Double-desks placed in one short and two long rows seated pupils. The teacher’s desk faced students from the front of the room.
“We had one large slate blackboard. We would have cyphering matches with other pupils in the area visiting, then we’d go and visit their schools in turn.” Spelling bees were also an integral part of students’ days at Topsy, she remembers.
Books – an early day circulating library – were periodically exchanged between schools to give the rural students a change of reading material, said Mrs. Hendrickson, whose large-print Readers Digest was delivered to her door that afternoon.
“I do like to read, and I notice that my eyesight is not what it was a few years ago.” Removing the Digest from its wrapper, she commented, “These large-print books are just wonderful.” The subscription was a gift from one of her children.
The Topsy School setting afforded countless social occasions for families in the area, the long-time Lincoln resident stated. Box suppers brought community residents together for fun and to profit the school.
“When I got older, I’d tell my ‘fellow’ what color my box was and that helped make more money for the school,” she chuckled.
Some of her fondest memories of the school concern last day of school gatherings, when all school patrons would congregate and share a bountiful basket dinner and visiting. She remembers that her own mother always took plenty of good food on those occasions.
The school also was the site of board meetings, and Carrie’s father was a board member.
Carrie talked a bit about girls’ fashions in her day.
“We didn’t wear jeans!” she laughed.
“A fellow would come around the country, and he’d have material, calico, for sale. Other mothers would buy it from him to make our school dresses.” Her eyes twinkled, “Of course, they all bought the same material, so the only difference would be the pattern. We all wore the same thing.”
She continued in a more serious vein. “I think that I’m about the only one left who went to school at Topsy back then. There’s another woman about my age who went to West Freedom School, but I believe I’m about the last one from the early days of Topsy.”
Colbert, Carrie related, had a store and creamery and was located just west of the school. She said that she often carried eggs in a tin box from the McFarland farm to the store to trade for groceries or supplies needed by the family, her parents, three brothers, two sisters and herself.
One of those older brothers of Carrie’s now and then brought a sleigh to school to pick her and her siblings up when the snow lay deep and winter weather threatened.
Among Carrie’s reminiscing was the account of a terrifying prairie fire that swept across the country endangering Topsy School and the McFarlands’ farm when she was a small girl. It was a thankful family that watched the fire burn itself out just before reaching their farmstead. Topsy School was spared too.

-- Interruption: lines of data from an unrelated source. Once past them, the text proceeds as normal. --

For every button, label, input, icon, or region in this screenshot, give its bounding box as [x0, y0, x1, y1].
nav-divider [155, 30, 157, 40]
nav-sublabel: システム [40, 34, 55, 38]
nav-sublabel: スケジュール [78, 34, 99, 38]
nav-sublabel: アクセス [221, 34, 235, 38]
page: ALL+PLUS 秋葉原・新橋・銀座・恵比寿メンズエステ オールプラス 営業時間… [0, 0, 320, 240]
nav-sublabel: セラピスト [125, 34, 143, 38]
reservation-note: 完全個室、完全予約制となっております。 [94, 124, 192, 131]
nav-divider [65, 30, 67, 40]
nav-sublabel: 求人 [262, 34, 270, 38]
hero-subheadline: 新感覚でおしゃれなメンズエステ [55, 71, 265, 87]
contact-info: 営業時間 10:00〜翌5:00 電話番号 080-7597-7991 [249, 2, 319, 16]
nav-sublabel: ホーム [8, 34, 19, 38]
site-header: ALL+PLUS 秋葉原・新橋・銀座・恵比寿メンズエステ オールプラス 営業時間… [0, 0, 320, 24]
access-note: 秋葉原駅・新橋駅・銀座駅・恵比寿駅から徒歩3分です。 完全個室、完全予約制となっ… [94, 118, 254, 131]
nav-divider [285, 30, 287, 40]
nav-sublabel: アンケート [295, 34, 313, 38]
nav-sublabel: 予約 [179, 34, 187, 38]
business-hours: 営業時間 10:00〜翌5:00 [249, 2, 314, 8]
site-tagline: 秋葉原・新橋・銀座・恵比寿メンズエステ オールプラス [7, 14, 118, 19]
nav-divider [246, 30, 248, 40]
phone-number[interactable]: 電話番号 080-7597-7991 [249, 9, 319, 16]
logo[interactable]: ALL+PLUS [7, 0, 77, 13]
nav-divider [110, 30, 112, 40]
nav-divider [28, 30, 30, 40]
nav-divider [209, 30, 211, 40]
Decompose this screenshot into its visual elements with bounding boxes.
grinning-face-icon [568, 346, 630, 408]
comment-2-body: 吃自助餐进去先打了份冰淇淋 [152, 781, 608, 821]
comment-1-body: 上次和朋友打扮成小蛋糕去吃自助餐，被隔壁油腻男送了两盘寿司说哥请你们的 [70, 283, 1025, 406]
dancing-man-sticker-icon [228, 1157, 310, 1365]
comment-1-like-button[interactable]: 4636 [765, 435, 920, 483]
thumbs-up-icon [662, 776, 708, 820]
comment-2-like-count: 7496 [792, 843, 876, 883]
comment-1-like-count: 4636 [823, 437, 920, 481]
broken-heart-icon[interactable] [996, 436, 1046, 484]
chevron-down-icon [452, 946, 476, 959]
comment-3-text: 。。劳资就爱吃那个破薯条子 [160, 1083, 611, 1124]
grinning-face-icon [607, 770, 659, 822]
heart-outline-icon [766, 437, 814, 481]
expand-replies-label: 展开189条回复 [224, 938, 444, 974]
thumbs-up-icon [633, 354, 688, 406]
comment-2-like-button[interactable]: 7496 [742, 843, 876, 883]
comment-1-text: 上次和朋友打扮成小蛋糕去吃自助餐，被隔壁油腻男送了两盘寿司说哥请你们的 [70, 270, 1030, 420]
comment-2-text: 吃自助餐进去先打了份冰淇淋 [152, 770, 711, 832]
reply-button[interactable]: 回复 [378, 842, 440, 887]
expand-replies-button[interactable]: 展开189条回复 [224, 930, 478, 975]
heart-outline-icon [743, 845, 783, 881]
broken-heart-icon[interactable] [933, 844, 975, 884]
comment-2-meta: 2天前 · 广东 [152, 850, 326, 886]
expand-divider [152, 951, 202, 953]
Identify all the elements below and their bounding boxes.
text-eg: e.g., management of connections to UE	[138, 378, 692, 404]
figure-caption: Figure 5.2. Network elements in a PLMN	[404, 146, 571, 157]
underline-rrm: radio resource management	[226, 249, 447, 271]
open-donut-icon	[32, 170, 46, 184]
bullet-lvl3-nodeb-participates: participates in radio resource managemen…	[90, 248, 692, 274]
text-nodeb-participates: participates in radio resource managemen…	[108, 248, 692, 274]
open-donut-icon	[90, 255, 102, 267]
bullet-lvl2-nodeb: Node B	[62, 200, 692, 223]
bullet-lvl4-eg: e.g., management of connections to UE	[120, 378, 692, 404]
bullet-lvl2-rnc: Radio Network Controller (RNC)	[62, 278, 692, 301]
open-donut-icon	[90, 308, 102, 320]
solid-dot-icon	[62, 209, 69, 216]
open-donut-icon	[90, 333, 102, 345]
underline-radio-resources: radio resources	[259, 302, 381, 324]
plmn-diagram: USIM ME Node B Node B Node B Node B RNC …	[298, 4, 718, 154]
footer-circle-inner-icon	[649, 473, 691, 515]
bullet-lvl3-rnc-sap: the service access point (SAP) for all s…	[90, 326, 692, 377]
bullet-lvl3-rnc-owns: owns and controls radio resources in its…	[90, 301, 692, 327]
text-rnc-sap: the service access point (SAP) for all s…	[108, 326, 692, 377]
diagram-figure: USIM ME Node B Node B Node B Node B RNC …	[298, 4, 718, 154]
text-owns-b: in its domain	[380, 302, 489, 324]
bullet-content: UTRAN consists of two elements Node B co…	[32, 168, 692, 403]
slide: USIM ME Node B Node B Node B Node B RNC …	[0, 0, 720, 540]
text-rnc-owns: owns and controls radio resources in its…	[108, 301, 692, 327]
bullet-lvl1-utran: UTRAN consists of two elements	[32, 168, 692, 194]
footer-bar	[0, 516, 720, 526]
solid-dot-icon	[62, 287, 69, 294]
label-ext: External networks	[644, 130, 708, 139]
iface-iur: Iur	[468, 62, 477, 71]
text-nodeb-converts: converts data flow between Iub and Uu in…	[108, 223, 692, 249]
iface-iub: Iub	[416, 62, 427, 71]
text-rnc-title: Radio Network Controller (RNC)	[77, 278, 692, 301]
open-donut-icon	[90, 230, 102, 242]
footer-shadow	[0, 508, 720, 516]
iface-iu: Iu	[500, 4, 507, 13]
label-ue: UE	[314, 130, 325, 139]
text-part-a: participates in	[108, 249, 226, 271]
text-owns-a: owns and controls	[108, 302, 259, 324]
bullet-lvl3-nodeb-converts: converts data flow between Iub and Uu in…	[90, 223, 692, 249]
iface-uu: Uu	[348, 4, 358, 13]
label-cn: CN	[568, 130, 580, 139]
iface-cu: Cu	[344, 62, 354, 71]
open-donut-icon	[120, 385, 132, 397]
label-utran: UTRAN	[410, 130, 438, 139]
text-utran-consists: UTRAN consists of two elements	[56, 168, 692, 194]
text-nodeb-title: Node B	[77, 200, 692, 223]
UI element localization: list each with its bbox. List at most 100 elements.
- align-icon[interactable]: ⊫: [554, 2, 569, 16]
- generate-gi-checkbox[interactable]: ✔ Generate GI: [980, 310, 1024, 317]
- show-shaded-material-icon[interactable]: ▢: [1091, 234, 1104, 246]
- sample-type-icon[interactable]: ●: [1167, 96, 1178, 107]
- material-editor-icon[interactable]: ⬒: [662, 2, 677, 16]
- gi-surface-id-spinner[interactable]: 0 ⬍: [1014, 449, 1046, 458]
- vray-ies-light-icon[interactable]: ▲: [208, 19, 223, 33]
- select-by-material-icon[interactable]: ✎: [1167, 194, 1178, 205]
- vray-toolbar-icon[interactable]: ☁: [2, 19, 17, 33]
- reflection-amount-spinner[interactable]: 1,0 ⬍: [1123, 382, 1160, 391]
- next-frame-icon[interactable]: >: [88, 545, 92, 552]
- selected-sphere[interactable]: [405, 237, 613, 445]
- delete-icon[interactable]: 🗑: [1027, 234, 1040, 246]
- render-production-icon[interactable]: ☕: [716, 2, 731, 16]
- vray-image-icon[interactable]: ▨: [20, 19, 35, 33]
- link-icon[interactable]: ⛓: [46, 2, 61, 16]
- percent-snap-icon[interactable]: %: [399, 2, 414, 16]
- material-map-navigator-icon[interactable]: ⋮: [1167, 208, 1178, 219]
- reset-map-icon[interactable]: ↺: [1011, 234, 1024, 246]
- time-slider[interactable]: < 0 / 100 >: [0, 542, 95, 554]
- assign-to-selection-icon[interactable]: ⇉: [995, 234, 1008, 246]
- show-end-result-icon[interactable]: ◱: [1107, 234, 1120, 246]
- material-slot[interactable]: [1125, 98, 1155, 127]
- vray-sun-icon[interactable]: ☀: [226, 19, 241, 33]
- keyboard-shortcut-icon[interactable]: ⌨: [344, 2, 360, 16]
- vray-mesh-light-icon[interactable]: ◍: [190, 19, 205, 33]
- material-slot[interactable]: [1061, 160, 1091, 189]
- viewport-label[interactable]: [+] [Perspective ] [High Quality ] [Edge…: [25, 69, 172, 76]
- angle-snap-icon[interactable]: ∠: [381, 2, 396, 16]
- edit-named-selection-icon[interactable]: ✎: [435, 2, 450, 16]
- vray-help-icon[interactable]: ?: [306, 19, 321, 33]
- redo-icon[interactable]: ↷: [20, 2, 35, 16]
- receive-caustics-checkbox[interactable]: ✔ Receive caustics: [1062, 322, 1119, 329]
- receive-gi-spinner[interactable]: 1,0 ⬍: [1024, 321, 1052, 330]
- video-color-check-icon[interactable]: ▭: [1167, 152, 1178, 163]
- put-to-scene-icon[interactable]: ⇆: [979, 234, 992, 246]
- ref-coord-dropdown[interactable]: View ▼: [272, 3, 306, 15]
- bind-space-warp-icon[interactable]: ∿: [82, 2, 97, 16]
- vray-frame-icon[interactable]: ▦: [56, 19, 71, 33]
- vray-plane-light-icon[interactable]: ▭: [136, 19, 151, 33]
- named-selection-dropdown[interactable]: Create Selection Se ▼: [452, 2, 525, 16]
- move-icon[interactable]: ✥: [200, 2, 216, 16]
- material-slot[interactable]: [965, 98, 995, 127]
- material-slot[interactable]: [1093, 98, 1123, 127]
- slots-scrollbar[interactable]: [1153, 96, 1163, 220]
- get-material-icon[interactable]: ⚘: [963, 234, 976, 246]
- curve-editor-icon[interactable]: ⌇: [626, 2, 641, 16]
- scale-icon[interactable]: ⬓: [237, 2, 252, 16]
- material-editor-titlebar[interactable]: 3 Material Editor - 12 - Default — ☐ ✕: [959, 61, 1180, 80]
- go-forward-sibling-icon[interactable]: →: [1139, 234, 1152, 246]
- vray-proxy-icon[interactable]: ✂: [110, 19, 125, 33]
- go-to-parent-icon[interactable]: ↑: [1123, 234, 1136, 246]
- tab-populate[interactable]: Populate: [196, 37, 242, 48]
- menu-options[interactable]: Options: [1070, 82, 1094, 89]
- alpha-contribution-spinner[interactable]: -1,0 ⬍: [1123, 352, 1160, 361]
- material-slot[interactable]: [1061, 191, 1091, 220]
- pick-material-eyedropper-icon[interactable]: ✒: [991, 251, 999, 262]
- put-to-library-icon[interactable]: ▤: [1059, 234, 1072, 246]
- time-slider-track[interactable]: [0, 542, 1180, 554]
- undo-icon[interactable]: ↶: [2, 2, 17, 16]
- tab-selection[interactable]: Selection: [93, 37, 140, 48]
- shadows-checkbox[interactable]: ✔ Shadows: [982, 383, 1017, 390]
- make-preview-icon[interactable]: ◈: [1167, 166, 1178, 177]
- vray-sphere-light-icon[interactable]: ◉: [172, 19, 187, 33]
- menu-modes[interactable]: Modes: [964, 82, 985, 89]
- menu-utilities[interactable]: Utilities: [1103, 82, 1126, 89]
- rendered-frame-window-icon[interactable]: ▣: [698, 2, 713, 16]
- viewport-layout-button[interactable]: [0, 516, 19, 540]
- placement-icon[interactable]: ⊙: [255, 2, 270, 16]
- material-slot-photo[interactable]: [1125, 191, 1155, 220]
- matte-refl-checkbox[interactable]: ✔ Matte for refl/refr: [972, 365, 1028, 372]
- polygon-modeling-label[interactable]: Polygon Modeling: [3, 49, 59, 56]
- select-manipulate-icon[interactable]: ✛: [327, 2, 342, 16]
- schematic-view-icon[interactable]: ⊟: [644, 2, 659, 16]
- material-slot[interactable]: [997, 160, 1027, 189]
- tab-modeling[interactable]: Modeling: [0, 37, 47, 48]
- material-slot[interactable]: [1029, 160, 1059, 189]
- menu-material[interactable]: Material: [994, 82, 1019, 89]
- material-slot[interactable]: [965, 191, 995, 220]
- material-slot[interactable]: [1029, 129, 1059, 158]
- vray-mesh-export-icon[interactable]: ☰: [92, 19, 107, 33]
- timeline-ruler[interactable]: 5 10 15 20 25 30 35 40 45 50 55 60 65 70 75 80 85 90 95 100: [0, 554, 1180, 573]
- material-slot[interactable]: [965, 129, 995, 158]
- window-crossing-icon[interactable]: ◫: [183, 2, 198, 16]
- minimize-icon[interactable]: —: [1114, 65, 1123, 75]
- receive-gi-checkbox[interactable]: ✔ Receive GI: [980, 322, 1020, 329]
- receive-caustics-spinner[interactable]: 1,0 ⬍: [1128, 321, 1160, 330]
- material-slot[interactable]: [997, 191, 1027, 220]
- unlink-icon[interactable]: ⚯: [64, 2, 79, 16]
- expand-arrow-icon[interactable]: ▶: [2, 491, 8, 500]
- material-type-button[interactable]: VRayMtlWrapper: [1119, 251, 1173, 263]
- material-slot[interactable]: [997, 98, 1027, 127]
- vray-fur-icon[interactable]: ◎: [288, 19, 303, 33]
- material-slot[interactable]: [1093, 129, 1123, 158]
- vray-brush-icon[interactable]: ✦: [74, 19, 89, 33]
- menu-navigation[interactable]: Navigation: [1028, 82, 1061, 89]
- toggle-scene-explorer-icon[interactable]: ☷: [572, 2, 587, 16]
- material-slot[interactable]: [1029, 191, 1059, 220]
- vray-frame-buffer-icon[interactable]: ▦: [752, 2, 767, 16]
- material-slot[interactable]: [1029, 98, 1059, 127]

Penny Andreson said this week that old, slate blackboards and a number of desks and benches that will be used to equip Topsy School’s interior. Also, the Society has been a made the offer of an old stove, and Mrs. Elmer Liss has donated a number of turn-of-the-century school books.
Andreson said the building will be getting a new roof, glass will be replaced in several windows as needed, and the masonite exterior siding will be replaced with lapped siding to restore the schoolhouse to its original appearance. Interior walls will also be redone.
The Historical Society will be pleased to receive an offer of a teacher’s desk and any other items suitable for the furnishing of the vintage schoolhouse.